Site-specific recombination, also known as conservative site-specific recombination, is a type of genetic recombination in which DNA strand exchange takes place between segments possessing at least a certain degree of sequence homology.[1][2][3] Enzymes known as site-specific recombinases (SSRs) perform rearrangements of DNA segments by recognizing and binding to short, specific DNA sequences (sites), at which they cleave the DNA backbone, exchange the two DNA helices involved, and rejoin the DNA strands. In some cases the presence of a recombinase enzyme and the recombination sites is sufficient for the reaction to proceed; in other systems a number of accessory proteins and/or accessory sites are required. Many different genome modification strategies, among these recombinase-mediated cassette exchange (RMCE), an advanced approach for the targeted introduction of transcription units into predetermined genomic loci, rely on SSRs.
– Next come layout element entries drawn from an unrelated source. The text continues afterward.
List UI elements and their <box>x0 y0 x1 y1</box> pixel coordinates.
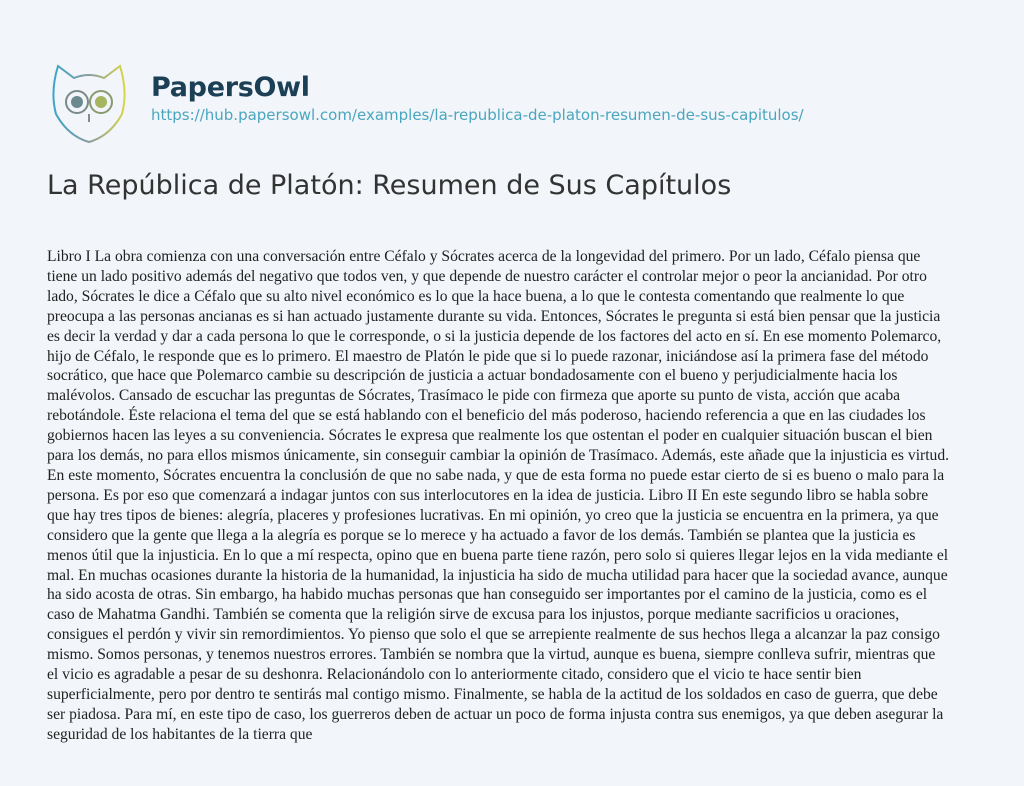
body-text-line: ser piadosa. Para mí, en este tipo de caso, los guerreros deben de actuar un poco de forma injusta contra sus enemigos, ya que deben asegurar la <box>47 705 944 723</box>
body-text-line: gobiernos hacen las leyes a su conveniencia. Sócrates le expresa que realmente los que ostentan el poder en cualquier situación buscan el bien <box>47 427 933 445</box>
document-body <box>47 247 987 745</box>
body-text-line: persona. Es por eso que comenzará a indagar juntos con sus interlocutores en la idea de justicia. Libro II En este segundo libro se habla sobre <box>47 486 929 504</box>
body-text-line: ha sido acosta de otras. Sin embargo, ha habido muchas personas que han conseguido ser importantes por el camino de la justicia, como es el <box>47 586 928 604</box>
site-header <box>48 62 948 142</box>
papersowl-logo-icon[interactable] <box>48 62 130 144</box>
body-text-line: considero que la gente que llega a la alegría es porque se lo merece y ha actuado a favor de los demás. También se plantea que la justicia es <box>47 526 916 544</box>
body-text-line: superficialmente, pero por dentro te sentirás mal contigo mismo. Finalmente, se habla de la actitud de los soldados en caso de guerra, que debe <box>47 685 938 703</box>
body-text-line: tiene un lado positivo además del negativo que todos ven, y que depende de nuestro carácter el controlar mejor o peor la ancianidad. Por otro <box>47 267 927 285</box>
body-text-line: Libro I La obra comienza con una conversación entre Céfalo y Sócrates acerca de la longevidad del primero. Por un lado, Céfalo piensa que <box>47 248 921 265</box>
body-text-line: rebotándole. Éste relaciona el tema del que se está hablando con el beneficio del más poderoso, haciendo referencia a que en las ciudades los <box>47 407 926 425</box>
body-text-line: menos útil que la injusticia. En lo que a mí respecta, opino que en buena parte tiene razón, pero solo si quieres llegar lejos en la vida mediante el <box>47 546 949 564</box>
body-text-line: el vicio es agradable a pesar de su deshonra. Relacionándolo con lo anteriormente citado, considero que el vicio te hace sentir bien <box>47 666 862 684</box>
body-text-line: mal. En muchas ocasiones durante la historia de la humanidad, la injusticia ha sido de mucha utilidad para hacer que la sociedad avance, aunque <box>47 566 948 584</box>
body-text-line: que hay tres tipos de bienes: alegría, placeres y profesiones lucrativas. En mi opinión, yo creo que la justicia se encuentra en la primera, ya que <box>47 506 939 524</box>
body-text-line: socrático, que hace que Polemarco cambie su descripción de justicia a actuar bondadosamente con el bueno y perjudicialmente hacia los <box>47 367 898 385</box>
page-title: La República de Platón: Resumen de Sus Capítulos <box>47 170 732 201</box>
source-url-link[interactable]: https://hub.papersowl.com/examples/la-republica-de-platon-resumen-de-sus-capitulos/ <box>151 106 804 124</box>
body-text-line: malévolos. Cansado de escuchar las preguntas de Sócrates, Trasímaco le pide con firmeza que aporte su punto de vista, acción que acaba <box>47 387 901 405</box>
body-text-line: hijo de Céfalo, le responde que es lo primero. El maestro de Platón le pide que si lo puede razonar, iniciándose así la primera fase del método <box>47 347 929 365</box>
body-text-line: consigues el perdón y vivir sin remordimientos. Yo pienso que solo el que se arrepiente realmente de sus hechos llega a alcanzar la paz consigo <box>47 626 940 644</box>
body-text-line: caso de Mahatma Gandhi. También se comenta que la religión sirve de excusa para los injustos, porque mediante sacrificios u oraciones, <box>47 606 900 624</box>
body-text-line: En este momento, Sócrates encuentra la conclusión de que no sabe nada, y que de esta forma no puede estar cierto de si es bueno o malo para la <box>47 466 945 484</box>
body-text-line: lado, Sócrates le dice a Céfalo que su alto nivel económico es lo que la hace buena, a lo que le contesta comentando que realmente lo que <box>47 287 905 305</box>
brand-name[interactable]: PapersOwl <box>151 72 310 103</box>
body-text-line: mismo. Somos personas, y tenemos nuestros errores. También se nombra que la virtud, aunque es buena, siempre conlleva sufrir, mientras que <box>47 646 936 664</box>
body-text-line: para los demás, no para ellos mismos únicamente, sin conseguir cambiar la opinión de Trasímaco. Además, este añade que la injusticia es virtud. <box>47 447 950 465</box>
body-text-line: seguridad de los habitantes de la tierra que <box>47 725 313 743</box>
body-text-line: preocupa a las personas ancianas es si han actuado justamente durante su vida. Entonces, Sócrates le pregunta si está bien pensar que la justicia <box>47 307 941 325</box>
body-text-line: es decir la verdad y dar a cada persona lo que le corresponde, o si la justicia depende de los factores del acto en sí. En ese momento Polemarco, <box>47 327 942 345</box>
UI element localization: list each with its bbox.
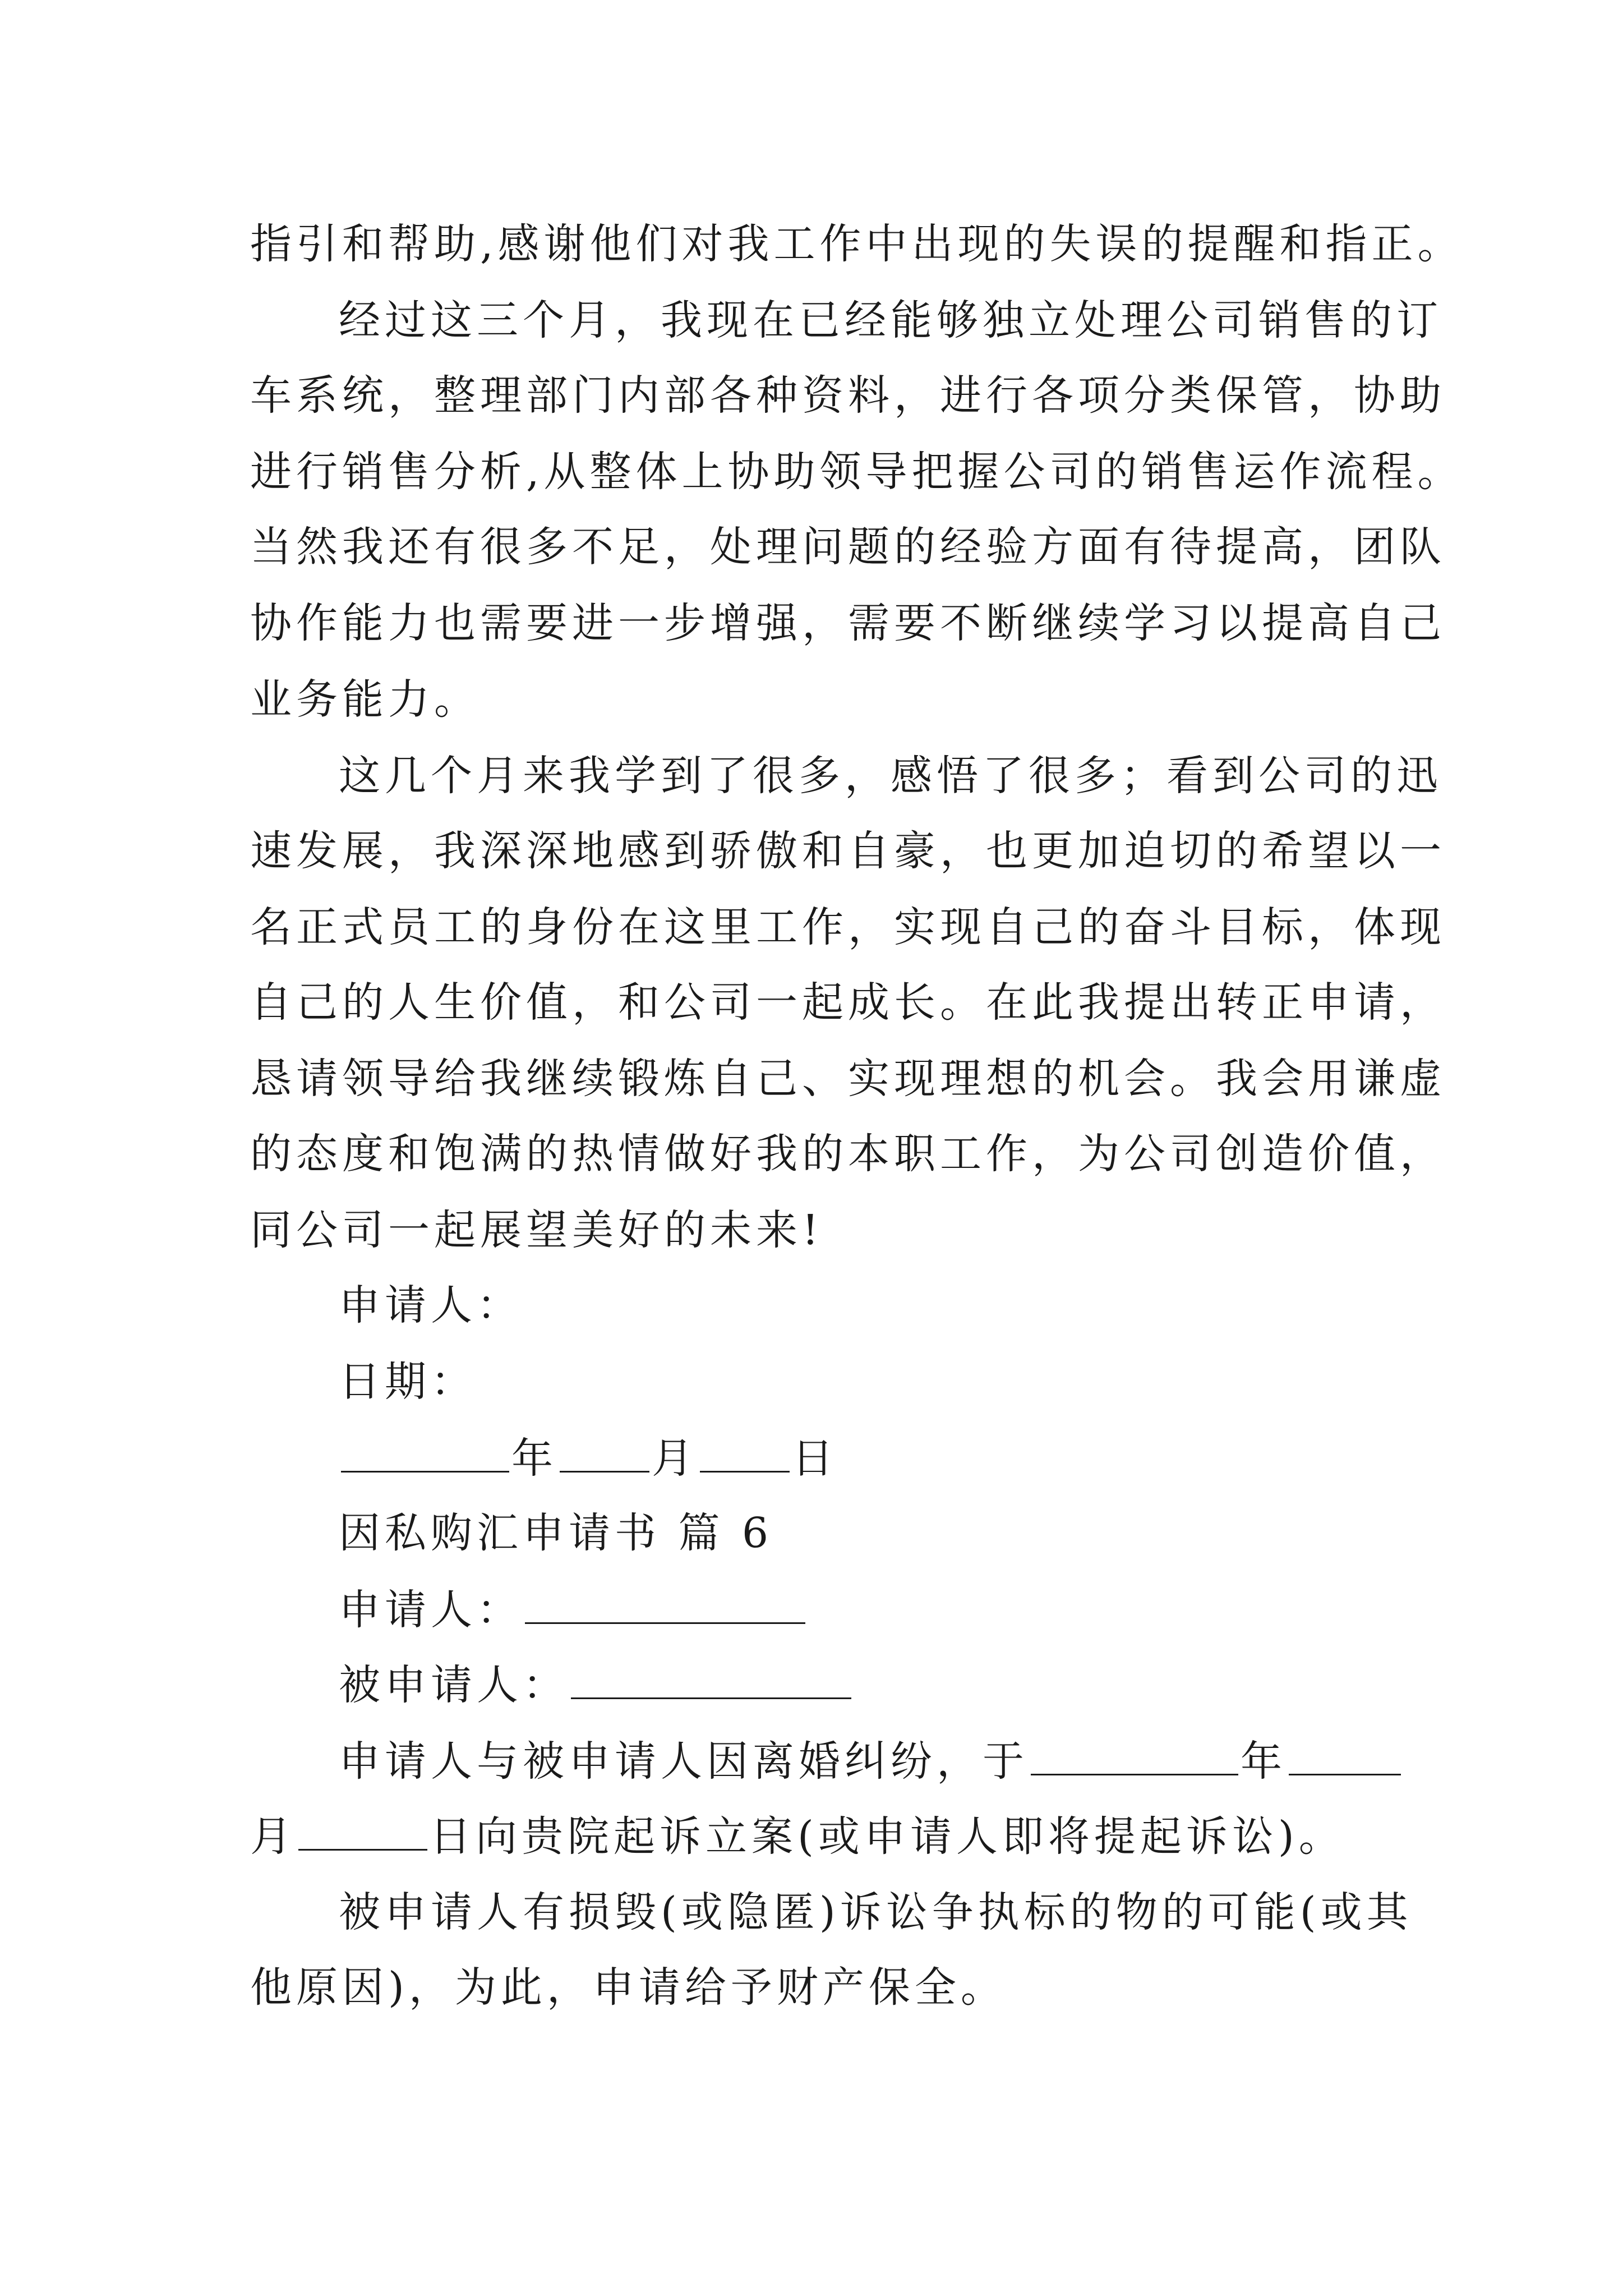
text-line: 的态度和饱满的热情做好我的本职工作，为公司创造价值， <box>250 1130 1446 1178</box>
text-line: 经过这三个月，我现在已经能够独立处理公司销售的订 <box>339 296 1442 344</box>
filing-month-label: 月 <box>250 1812 296 1861</box>
filing-month-blank <box>1289 1740 1401 1775</box>
text-line: 被申请人有损毁(或隐匿)诉讼争执标的物的可能(或其 <box>339 1888 1413 1936</box>
text-line: 恳请领导给我继续锻炼自己、实现理想的机会。我会用谦虚 <box>250 1055 1446 1103</box>
signature-applicant-label: 申请人： <box>339 1281 523 1329</box>
month-blank <box>560 1437 649 1473</box>
filing-year-label: 年 <box>1241 1737 1287 1786</box>
day-blank <box>700 1437 790 1473</box>
respondent-line <box>339 1661 854 1709</box>
text-line: 同公司一起展望美好的未来! <box>250 1206 823 1254</box>
applicant-line <box>339 1586 808 1634</box>
text-line: 这几个月来我学到了很多，感悟了很多；看到公司的迅 <box>339 752 1442 800</box>
date-blanks-line <box>339 1434 838 1483</box>
paragraph-line <box>250 1812 1345 1861</box>
text-line: 协作能力也需要进一步增强，需要不断继续学习以提高自己 <box>250 599 1446 647</box>
text-line: 指引和帮助,感谢他们对我工作中出现的失误的提醒和指正。 <box>250 220 1464 268</box>
month-label: 月 <box>652 1434 698 1483</box>
day-label: 日 <box>792 1434 838 1483</box>
applicant-label: 申请人： <box>339 1586 523 1634</box>
paragraph-text: 日向贵院起诉立案(或申请人即将提起诉讼)。 <box>430 1812 1345 1861</box>
applicant-blank <box>525 1589 805 1624</box>
filing-day-blank <box>298 1815 427 1851</box>
text-line: 自己的人生价值，和公司一起成长。在此我提出转正申请， <box>250 978 1446 1027</box>
signature-date-label: 日期： <box>339 1358 477 1406</box>
filing-year-blank <box>1031 1740 1238 1775</box>
year-blank <box>341 1437 509 1473</box>
paragraph-text: 申请人与被申请人因离婚纠纷，于 <box>339 1737 1029 1786</box>
year-label: 年 <box>511 1434 557 1483</box>
paragraph-line <box>339 1737 1403 1786</box>
respondent-label: 被申请人： <box>339 1661 569 1709</box>
text-line: 车系统，整理部门内部各种资料，进行各项分类保管，协助 <box>250 371 1446 420</box>
text-line: 速发展，我深深地感到骄傲和自豪，也更加迫切的希望以一 <box>250 827 1446 875</box>
text-line: 他原因)，为此，申请给予财产保全。 <box>250 1963 1007 2012</box>
text-line: 进行销售分析,从整体上协助领导把握公司的销售运作流程。 <box>250 448 1464 496</box>
text-line: 当然我还有很多不足，处理问题的经验方面有待提高，团队 <box>250 523 1446 571</box>
text-line: 业务能力。 <box>250 675 480 724</box>
text-line: 名正式员工的身份在这里工作，实现自己的奋斗目标，体现 <box>250 903 1446 951</box>
respondent-blank <box>571 1664 851 1699</box>
section-title: 因私购汇申请书 篇 6 <box>339 1509 773 1557</box>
Site-specific recombination systems are highly specific, fast, and efficient, even when faced with complex eukaryotic genomes.[4] They are employed naturally in a variety of cellular processes, including bacterial genome replication, differentiation and pathogenesis, and movement of mobile genetic elements.[5] For the same reasons, they present a potential basis for the development of genetic engineering tools.[6]
Recombination sites are typically between 30 and 200 nucleotides in length and consist of two motifs with a partial inverted-repeat symmetry, to which the recombinase binds, and which flank a central crossover sequence at which the recombination takes place. The pairs of sites between which the recombination occurs are usually identical, but there are exceptions (e.g. attP and attB of λ integrase).[7]